A negativa do exame começou quando a aposentada se dirigiu no mês de dezembro de 2013 à clínica credenciada pelo plano e foi informada que não poderia ser feito a ressonância em virtude do sistema de cotas da Unimed.
"Eles falaram que a Cemise tem um limite para realizar os procedimentos, ou seja, só atende pelo plano determinada quantidade de exames de ressonância e tomografia, e que só tinha vaga para o mês de abril. Procurei a Unimed e eles me deram um prazo de 20 dias para resolver. Logo me mandaram uma mensagem informando que o exame estava autorizado para o dia 10 de janeiro na mesma clínica. Quando fui marcar, o recepcionista disse que não ia fazer mesmo com a autorização da Unimed em mãos, ou seja, a clínica se recusou mais uma vez. Cheguei em casa transtornada e resolvi procurar a Defensoria Pública", relatou a assistida Sônia Maria.
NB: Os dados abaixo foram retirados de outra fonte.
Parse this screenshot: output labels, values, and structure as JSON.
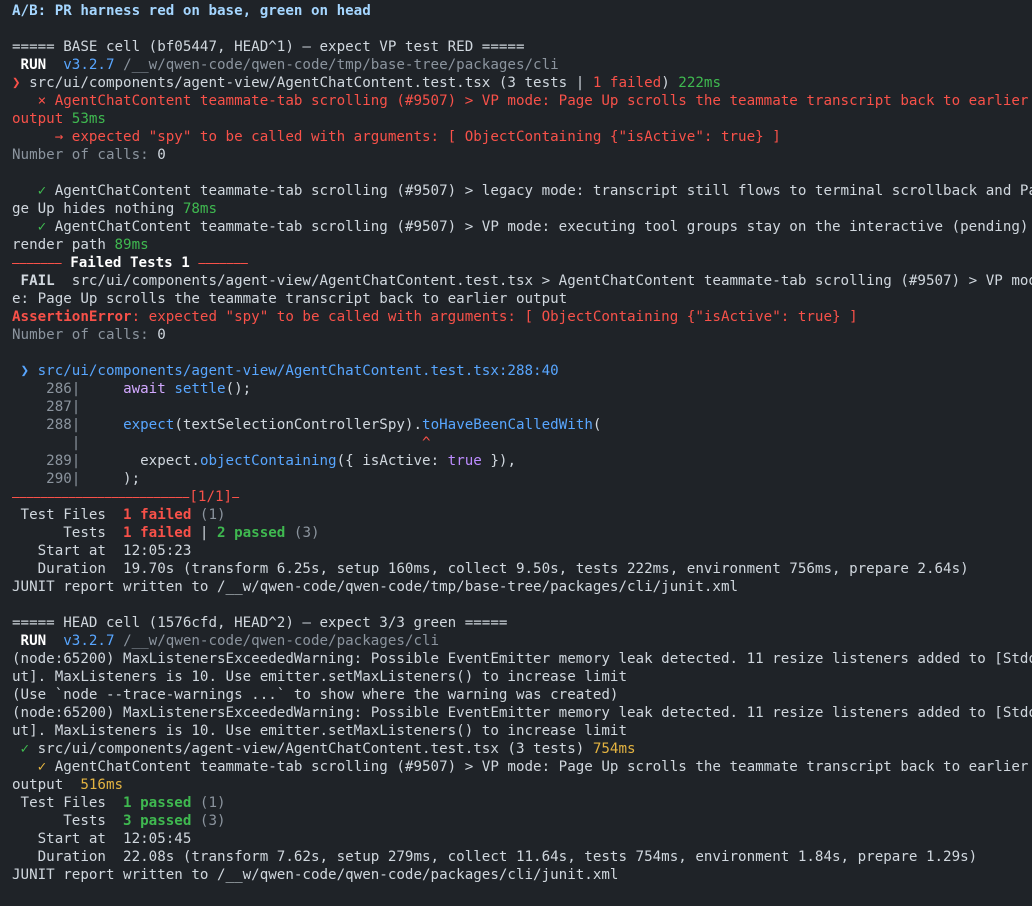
{
  "title": "A/B: PR harness red on base, green on head",
  "base": {
    "header": "===== BASE cell (bf05447, HEAD^1) — expect VP test RED =====",
    "run_label": "RUN",
    "version": "v3.2.7",
    "path": "/__w/qwen-code/qwen-code/tmp/base-tree/packages/cli",
    "suite": {
      "prefix": "❯ ",
      "file": "src/ui/components/agent-view/AgentChatContent.test.tsx",
      "counts_a": " (3 tests | ",
      "failed": "1 failed",
      "counts_b": ") ",
      "time": "222ms"
    },
    "fail_case_1": "   × AgentChatContent teammate-tab scrolling (#9507) > VP mode: Page Up scrolls the teammate transcript back to earlier",
    "fail_case_2a": "output ",
    "fail_case_2b": "53ms",
    "arrow_msg": "     → expected \"spy\" to be called with arguments: [ ObjectContaining {\"isActive\": true} ]",
    "calls_label": "Number of calls: ",
    "calls_value": "0",
    "pass_1a": "   ✓ ",
    "pass_1b": "AgentChatContent teammate-tab scrolling (#9507) > legacy mode: transcript still flows to terminal scrollback and Pa",
    "pass_1c": "ge Up hides nothing ",
    "pass_1d": "78ms",
    "pass_2a": "   ✓ ",
    "pass_2b": "AgentChatContent teammate-tab scrolling (#9507) > VP mode: executing tool groups stay on the interactive (pending)",
    "pass_2c": "render path ",
    "pass_2d": "89ms",
    "failed_bar_left": "⎯⎯⎯⎯⎯⎯⎯",
    "failed_bar_title": " Failed Tests 1 ",
    "failed_bar_right": "⎯⎯⎯⎯⎯⎯⎯",
    "fail_tag": " FAIL ",
    "fail_line_1": " src/ui/components/agent-view/AgentChatContent.test.tsx > AgentChatContent teammate-tab scrolling (#9507) > VP mod",
    "fail_line_2": "e: Page Up scrolls the teammate transcript back to earlier output",
    "assert_label": "AssertionError",
    "assert_msg": ": expected \"spy\" to be called with arguments: [ ObjectContaining {\"isActive\": true} ]",
    "loc_prefix": " ❯ ",
    "loc": "src/ui/components/agent-view/AgentChatContent.test.tsx:288:40",
    "code": [
      {
        "no": "    286|",
        "text_a": "     ",
        "kw": "await",
        "text_b": " ",
        "fn": "settle",
        "text_c": "();"
      },
      {
        "no": "    287|",
        "text_a": "",
        "kw": "",
        "text_b": "",
        "fn": "",
        "text_c": ""
      },
      {
        "no": "    288|",
        "text_a": "     ",
        "kw": "",
        "text_b": "",
        "fn": "expect",
        "text_c": "(textSelectionControllerSpy)."
      },
      {
        "no": "       |",
        "caret_pad": "                                        ",
        "caret": "^"
      },
      {
        "no": "    289|",
        "text_a": "       expect.",
        "fn": "objectContaining",
        "text_c": "({ isActive: ",
        "bool": "true",
        "text_d": " }),"
      },
      {
        "no": "    290|",
        "text_a": "     );"
      }
    ],
    "code_method": "toHaveBeenCalledWith",
    "code_paren": "(",
    "pager_bar": "⎯⎯⎯⎯⎯⎯⎯⎯⎯⎯⎯⎯⎯⎯⎯⎯⎯⎯⎯⎯⎯⎯⎯⎯⎯",
    "pager": "[1/1]⎯",
    "summary": {
      "files_label": " Test Files  ",
      "files_failed": "1 failed",
      "files_total": " (1)",
      "tests_label": "      Tests  ",
      "tests_failed": "1 failed",
      "tests_sep": " | ",
      "tests_passed": "2 passed",
      "tests_total": " (3)",
      "start_label": "   Start at  ",
      "start_value": "12:05:23",
      "duration_label": "   Duration  ",
      "duration_value": "19.70s (transform 6.25s, setup 160ms, collect 9.50s, tests 222ms, environment 756ms, prepare 2.64s)"
    },
    "junit": "JUNIT report written to /__w/qwen-code/qwen-code/tmp/base-tree/packages/cli/junit.xml"
  },
  "head": {
    "header": "===== HEAD cell (1576cfd, HEAD^2) — expect 3/3 green =====",
    "run_label": "RUN",
    "version": "v3.2.7",
    "path": "/__w/qwen-code/qwen-code/packages/cli",
    "warn_1a": "(node:65200) MaxListenersExceededWarning: Possible EventEmitter memory leak detected. 11 resize listeners added to [Stdo",
    "warn_1b": "ut]. MaxListeners is 10. Use emitter.setMaxListeners() to increase limit",
    "warn_hint": "(Use `node --trace-warnings ...` to show where the warning was created)",
    "warn_2a": "(node:65200) MaxListenersExceededWarning: Possible EventEmitter memory leak detected. 11 resize listeners added to [Stdo",
    "warn_2b": "ut]. MaxListeners is 10. Use emitter.setMaxListeners() to increase limit",
    "suite": {
      "prefix": " ✓ ",
      "file": "src/ui/components/agent-view/AgentChatContent.test.tsx",
      "counts": " (3 tests) ",
      "time": "754ms"
    },
    "pass_a": "   ✓ ",
    "pass_b": "AgentChatContent teammate-tab scrolling (#9507) > VP mode: Page Up scrolls the teammate transcript back to earlier",
    "pass_c": "output  ",
    "pass_d": "516ms",
    "summary": {
      "files_label": " Test Files  ",
      "files_passed": "1 passed",
      "files_total": " (1)",
      "tests_label": "      Tests  ",
      "tests_passed": "3 passed",
      "tests_total": " (3)",
      "start_label": "   Start at  ",
      "start_value": "12:05:45",
      "duration_label": "   Duration  ",
      "duration_value": "22.08s (transform 7.62s, setup 279ms, collect 11.64s, tests 754ms, environment 1.84s, prepare 1.29s)"
    },
    "junit": "JUNIT report written to /__w/qwen-code/qwen-code/packages/cli/junit.xml"
  },
  "colors": {
    "background": "#1f2328",
    "red": "#f85149",
    "green": "#3fb950",
    "yellow": "#e3b341",
    "cyan": "#58a6ff"
  }
}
Antes mesmo de ajuizar uma ação, o defensor público do Núcleo, Alfredo Nikolaus, ligou para o setor jurídico da Unimed para tentar solucionar o problema de forma extrajudicial. "Após o contato da Defensoria com a operadora do plano de saúde, a assistida ligou para o Núcleo informando que obteve a autorização do exame que será realizado no dia 26 de janeiro, o que representa uma vitória em ter solucionado em menos de 24 horas", comemorou.